Choupal National Forest (Mata Nacional do Choupal) is a national forest in Coimbra, Portugal. It is a short distance from the city downtown and runs alongside the Mondego River. The forest has trails for jogging, walking, cycling and horse-riding.

This grove of poplar trees (choupos, whence choupal "poplar grove"), was planted in an attempt to stop the floods of the Mondego river. In 1791, the engineer and Padre (Father, priest) Estêvão Cabral directed a big project that was meant to decrease the levels of silt in the river. The trees of Choupal were therefore planted to allow a better settling of the riverbed. Since the 19th century many other trees, including planes (sycamores; Platanus orientalis), beeches, laurels, and eucalyptus have grown in the area.
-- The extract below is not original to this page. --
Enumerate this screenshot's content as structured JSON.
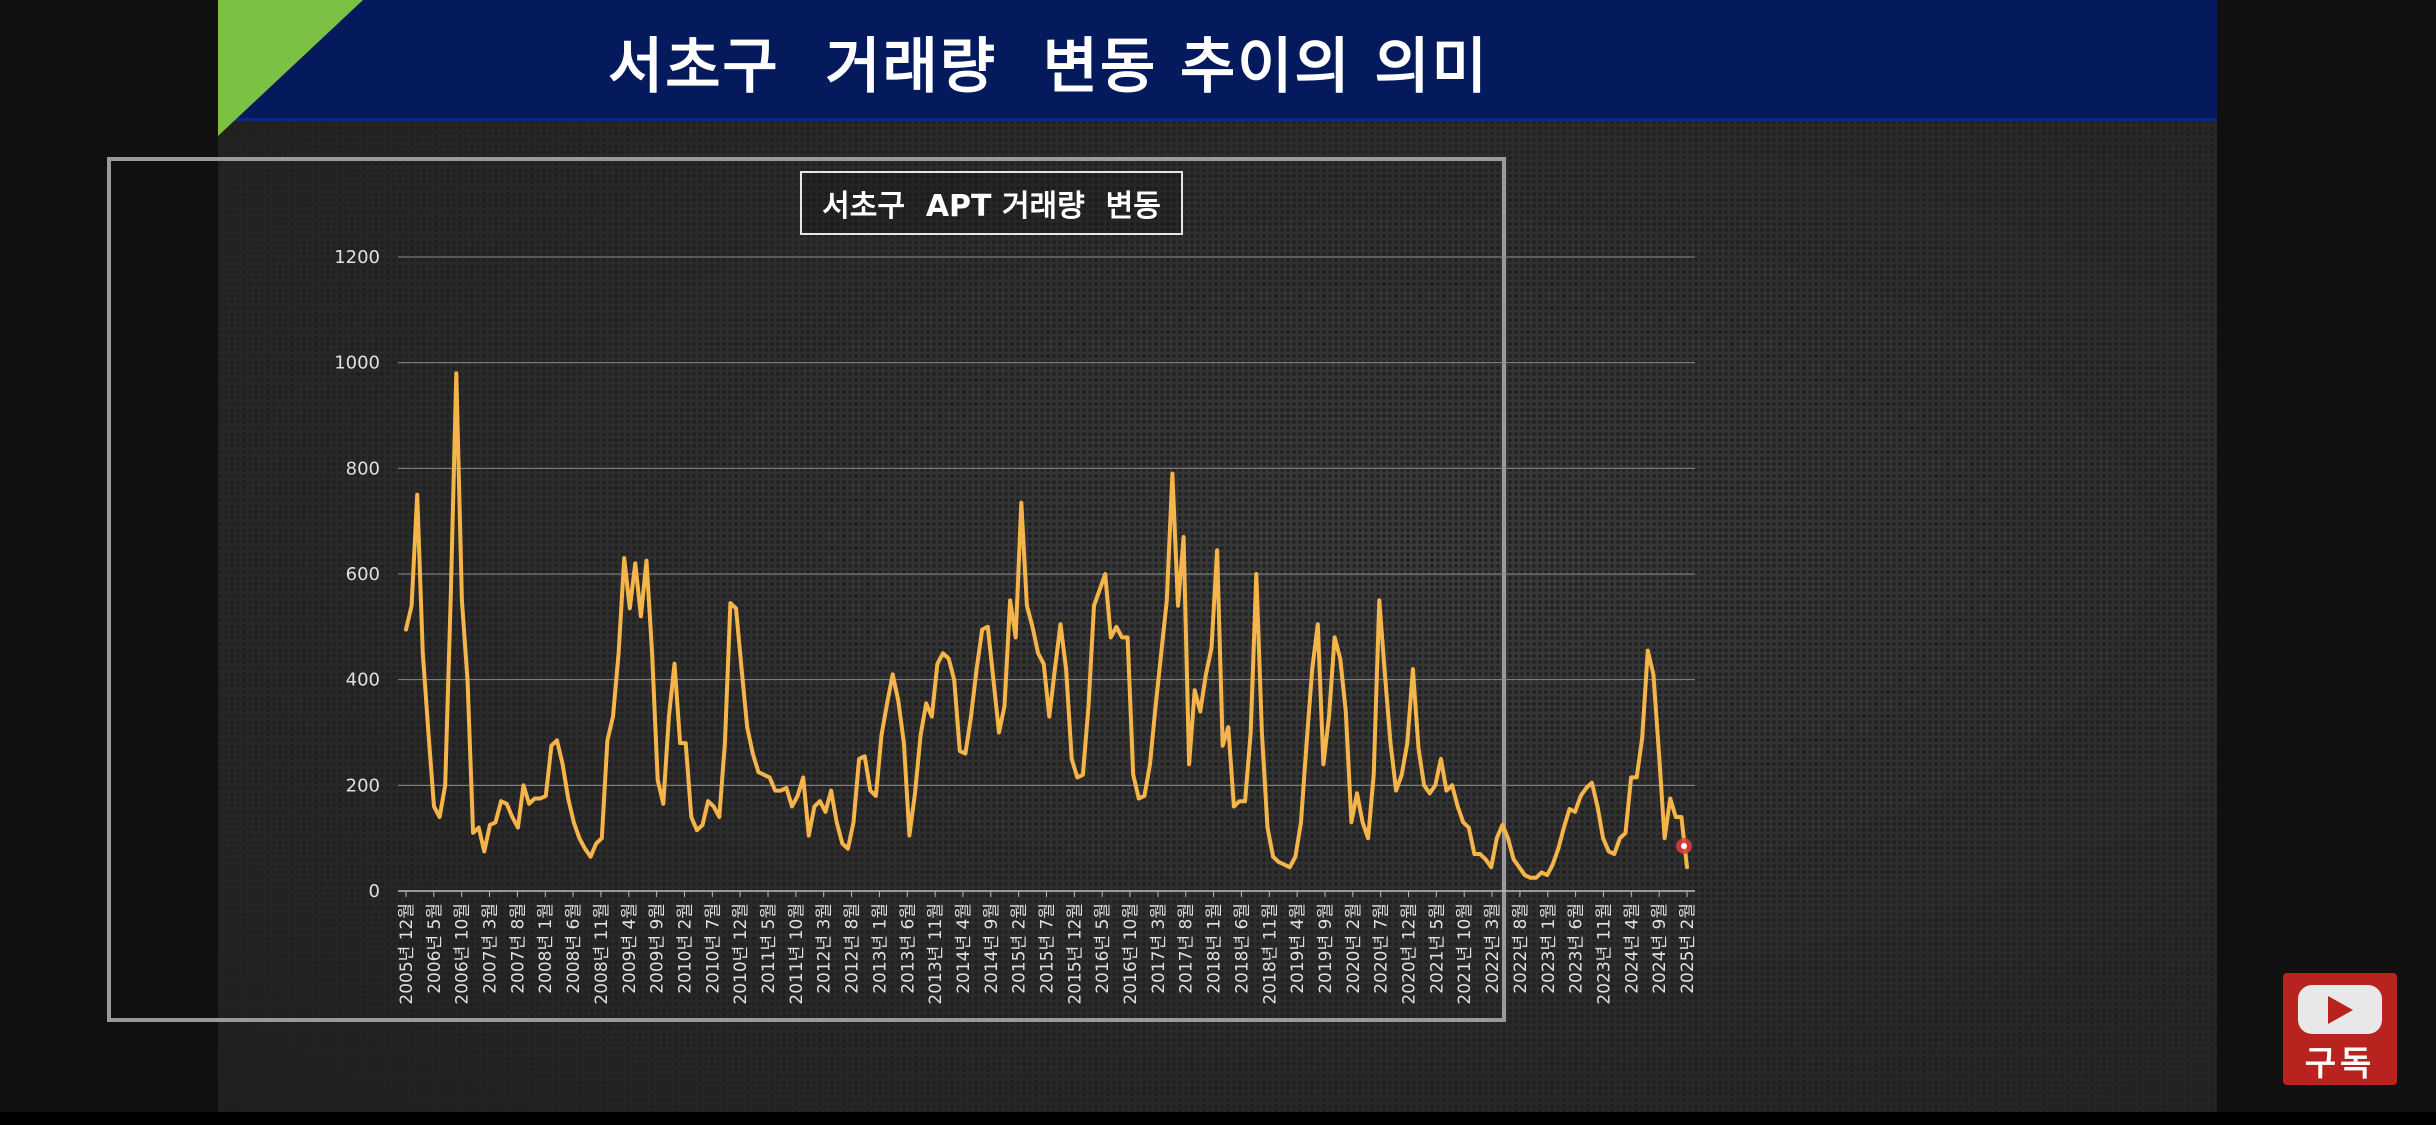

Today the forest is a popular place for recreation, exercise and picnics.

== Location ==
Choupal is located within the northwestern section of Coimbra, bordering the right-side margins of the Mondego for about 2 kilometres. It is served by the EN111 National Highway, which connects Coimbra to Figueira da Foz; or by the Coimbra-B train station. Its territory, approximately 198 acres in extension, occupies portions of both the Santa Cruz and São Martinho do Bispo parishes.

== Zones ==
Taking into consideration its characteristics and sensitivity, Choupal can be divided in three different zones:

- The "Budding Zone", from its very beginning all the way through to Valeiro do Armazém; an area only moderately used by visitors due to the existence of a single walkway, called the "Living Forest" walkway.
- The "Center Zone", from Valeiro do Armazém to Valeiro do Meio; largely the most frequented area due to the various infrastructures located within it: The Institute for Nature Conservation and Forests headquarters, a picnic park, a café/snackbar, a sporting zone with tennis courts, and more.
- The "Western Zone", from Valeiro do Meio to the back of the woods; contains both regular and moderate usage spaces, having within it the Caimão Reproduction Centre, the "Aquatic Wildlife" walkway, aromatic/medicinal herb garden, butterfly vivarium and even a bridle path, which serves the Equestrian Centre located close by.